Posted on:1982-10-20Degree:Ph.DType:Dissertation
University:Indiana UniversityCandidate:AL-ABDULLAH, MUFEED FALEHFull Text:PDF
GTID:1475390017964776Subject:Literature
Abstract/Summary:
This dissertation examines the dramatic archetype of Shakespeare's The Tempest, testing it in Philip Barry's Hotel Universe, T. S. Eliot's The Cocktail Party, Bernard Shaw's Heartbreak House, William Saroyan's The Time of Your Life and Eugene O'Neill's The Iceman Cometh. Like The Tempest, each of these plays is woven around the arduous efforts of a mystical redeemer or manipulator to reform and restore to moral, spiritual and social health a group of diverse characters, often life's castaways, who find themselves gathered in a single mysterious place.;The study shows that each of the modern plays is deeply rooted in the cultural, political, social and intellectual background of this century, and is written within the modern theatrical tradition, a background and a tradition that are different from those informing The Tempest. Whereas Shakespeare's play reflects the Elizabethan fascination with preternatural and magical powers, the modern plays demonstrate the twentieth-century faith in Einsteinian physics, Freudian psychoanalysis and post-Nietzschean philosophy.;The modification of the Shakespearean pattern and the limitations of modern Prosperos, however, reflect the doubts of modern writers about the existence of adequate healers in our times and about the possibility of reformation on more than an individual level.

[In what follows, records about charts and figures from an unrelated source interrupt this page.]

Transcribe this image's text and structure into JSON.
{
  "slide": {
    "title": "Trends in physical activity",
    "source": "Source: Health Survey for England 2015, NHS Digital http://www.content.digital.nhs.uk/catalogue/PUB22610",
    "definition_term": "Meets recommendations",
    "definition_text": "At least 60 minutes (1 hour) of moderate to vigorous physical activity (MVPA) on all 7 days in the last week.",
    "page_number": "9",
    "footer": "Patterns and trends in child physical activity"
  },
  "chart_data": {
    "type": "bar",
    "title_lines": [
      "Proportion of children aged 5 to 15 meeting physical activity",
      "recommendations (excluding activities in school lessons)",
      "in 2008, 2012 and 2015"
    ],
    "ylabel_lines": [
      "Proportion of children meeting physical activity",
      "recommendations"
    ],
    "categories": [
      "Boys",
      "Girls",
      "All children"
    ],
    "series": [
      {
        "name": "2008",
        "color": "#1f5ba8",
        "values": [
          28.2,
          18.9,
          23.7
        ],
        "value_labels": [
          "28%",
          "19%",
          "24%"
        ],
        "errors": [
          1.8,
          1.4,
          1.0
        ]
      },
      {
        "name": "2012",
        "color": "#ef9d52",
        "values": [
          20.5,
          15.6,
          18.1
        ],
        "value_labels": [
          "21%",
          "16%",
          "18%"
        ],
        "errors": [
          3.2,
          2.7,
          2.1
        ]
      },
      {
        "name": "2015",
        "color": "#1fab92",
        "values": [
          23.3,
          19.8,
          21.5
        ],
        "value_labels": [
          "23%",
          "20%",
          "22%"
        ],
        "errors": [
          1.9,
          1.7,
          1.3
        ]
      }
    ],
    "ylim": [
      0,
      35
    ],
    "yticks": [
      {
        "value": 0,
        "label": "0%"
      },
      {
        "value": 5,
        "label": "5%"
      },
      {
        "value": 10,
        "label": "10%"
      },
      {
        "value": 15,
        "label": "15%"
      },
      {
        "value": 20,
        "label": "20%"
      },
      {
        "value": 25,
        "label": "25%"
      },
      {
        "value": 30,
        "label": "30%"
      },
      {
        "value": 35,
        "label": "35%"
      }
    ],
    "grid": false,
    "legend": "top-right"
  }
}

Like the Shakespearean savior, his modern descendants are devoted and well meaning, but they live in an age of skepticism in which human and world problems are beyond the capabilities of any single reformer, any one Prospero, completely to solve.;Based on the success or failure of the redeemer, these plays are relegated to three categories: in the first, which includes Barry's and Eliot's plays, the Prospero figure manages to manipulate and redeem the other characters; in the second, which includes Shaw's and Saroyan's plays, the redeemer shows a limited success in the consummation of his healing mission; in the third, which includes O'Neill's play, the would-be redeemer disastrously fails to bring salvation to anybody including himself.